Students and the principal of the Eslyn Henley Richiez Learning Centre check out the new van that was donated by members of the Lions Club of Tortola and other organisations. (Photo: ZARRIN TASNIM AHMED)

The students and faculty of the Eslyn Henley Richiez Learning Centre are one step closer to returning to pre-Hurricane Irma conditions after several groups came together to donate a van for their transportation needs.

During a small ceremony outside of Althea Scatliffe Primary School on Tuesday morning, members of the Lions Club of Tortola and government officials handed over the keys to principal Vansittart Huggins.

“A bus has always been associated with the school since 1972,” she said. “It was not fair for me to use my piece of old car to go with people children in the car to take them to different places.”

Ms. Huggins said the vehicle will allow the students to learn in more conducive ways.

“Our students are learning, but they cannot learn inside the room there,” she said. “Right now, because of our limited space, we just have everything shut up. It’s very frustrating for them because the chalk and talk just does not work.”

Thirteen special education students were moved into a classroom inside Althea Scatliffe Primary after the Eslyn Henley Richiez Learning Centre was destroyed during Hurricane Irma in 2017. It hasn’t been rebuilt yet, but plans to build a new school are in progress.

In addition to needing its own building, Ms. Huggins said the centre is in “dire need” of a kitchen.

Eslyn Henley Richiez Learning Centre Principal Vansittart Huggins expressed her gratitude to receive a bus donation for the school on Tuesday morning. (Photo: ZARRIN TASNIM AHMED)

She voiced other concerns as well.

“We are teaching them for life. We are teaching them life skills,” she said. “Those who have left since 2017, I don’t think they’re placed properly in society. … We are hoping that it will take a matter of months to build us a well-deserved school so that we can get our children learning for life.”

Kedrick Malone, president of the Lions Club of Tortola, led the ceremony with opening remarks.

“Today is a perfect example of what happens when individual initiative, backed by the world’s largest service organisation, joins with the private sector and government to meet the needs of the community,” he said.

The purchase of the van and other essential items was led by Lions Club First Vice President Nichola Dunkley.

During the ceremony, Ms. Dunkley invited a student to stand with her in front of the attendees and said that the purchase of the van wouldn’t have been possible without him.

“This is the little fellow who I met,” she said. “I actually met his mom first and then I came across the entire family, and he is the reason why we are here today.”

Nichola Dunkley said it was a student who inspired her to help the school. (Photo: ZARRIN TASNIM AHMED)
Background

Lions membership director Maria Viera said Ms. Dunkley started meeting with Ms. Huggins in September 2019 to learn more about the school and its needs, and to take the information back to the Lions Club. She learned that the school needed computers, a television and a van for field trips, and the Lions Club set out to secure the items.

The club donated four iPads and a smart TV in March 2020.

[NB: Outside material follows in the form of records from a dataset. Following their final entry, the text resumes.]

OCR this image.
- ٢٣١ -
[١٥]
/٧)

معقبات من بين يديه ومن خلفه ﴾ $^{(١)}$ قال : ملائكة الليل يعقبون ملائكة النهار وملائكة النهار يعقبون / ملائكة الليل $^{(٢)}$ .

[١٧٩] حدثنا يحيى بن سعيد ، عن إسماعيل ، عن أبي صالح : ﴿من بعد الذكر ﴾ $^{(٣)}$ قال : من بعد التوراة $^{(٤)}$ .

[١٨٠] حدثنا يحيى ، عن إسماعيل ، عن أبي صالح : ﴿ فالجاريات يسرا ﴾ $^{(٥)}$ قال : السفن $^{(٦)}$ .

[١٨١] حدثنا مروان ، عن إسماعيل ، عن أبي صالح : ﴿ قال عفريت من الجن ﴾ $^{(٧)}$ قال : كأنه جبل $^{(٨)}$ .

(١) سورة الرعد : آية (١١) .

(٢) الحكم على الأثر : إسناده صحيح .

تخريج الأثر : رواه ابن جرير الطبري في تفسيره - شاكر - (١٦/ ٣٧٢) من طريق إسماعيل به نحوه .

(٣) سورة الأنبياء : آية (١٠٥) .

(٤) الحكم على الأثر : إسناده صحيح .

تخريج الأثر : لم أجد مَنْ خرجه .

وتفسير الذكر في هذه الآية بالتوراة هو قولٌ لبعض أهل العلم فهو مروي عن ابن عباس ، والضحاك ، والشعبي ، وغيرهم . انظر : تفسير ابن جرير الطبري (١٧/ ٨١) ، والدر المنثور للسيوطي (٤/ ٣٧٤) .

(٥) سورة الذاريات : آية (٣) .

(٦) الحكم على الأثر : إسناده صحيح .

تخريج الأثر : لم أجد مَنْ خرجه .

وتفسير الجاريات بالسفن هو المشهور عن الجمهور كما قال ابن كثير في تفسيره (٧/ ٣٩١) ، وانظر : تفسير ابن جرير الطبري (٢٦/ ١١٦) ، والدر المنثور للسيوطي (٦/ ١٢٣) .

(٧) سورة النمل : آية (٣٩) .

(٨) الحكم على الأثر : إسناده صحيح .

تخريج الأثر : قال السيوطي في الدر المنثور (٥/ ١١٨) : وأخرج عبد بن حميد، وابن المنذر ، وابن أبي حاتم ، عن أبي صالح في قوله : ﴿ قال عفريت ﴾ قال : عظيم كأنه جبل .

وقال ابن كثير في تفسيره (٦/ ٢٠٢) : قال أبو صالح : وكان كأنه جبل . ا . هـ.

For the van, it received assistance from the West Indian Association of Bermuda, which had mounted a fundraising drive to assist the VI following the hurricanes, Ms. Viera explained.

After reaching out to the Lions Club, the association agreed to donate $20,000 to purchase a new vehicle for the school “without any hesitation,” she added.

The Ministry of Education, Culture, Youth Affairs, Fisheries and Agriculture donated $9,000, and the Ministry of Health and Social Development provided $5,000 toward the purchase as well, she said. Creative Arts, a graphic company, branded the vehicle with the logos of all those involved in the purchase.

New school

Deputy Premier Dr. Natalio “Sowande” Wheatley said during the ceremony that designs for the new school are being completed. He added that he travelled to the United Kingdom and met with one of the main consultants of the project.

“She designed a wonderful school in the United Kingdom — one of the best schools in the world for special educational needs — and she gave me a personal tour of a school called Glenwood,” he said.

Dr. Wheatley said the VI will build something similar, but on a smaller scale. The school will “swap” locations with the current Magistrates’ Court, which will place it closer to Althea Scatliffe Primary, he said. The location, he added, would allow the schools to share resources, including the playground.

Though there has been “some financing” through the Caribbean Development Bank, more funds need to be secured, according to the minister. He also said government recently appointed Afiya Smith as education officer for special needs.

“That was a position that was open for some time, and we are so grateful that it is now filled,” he said.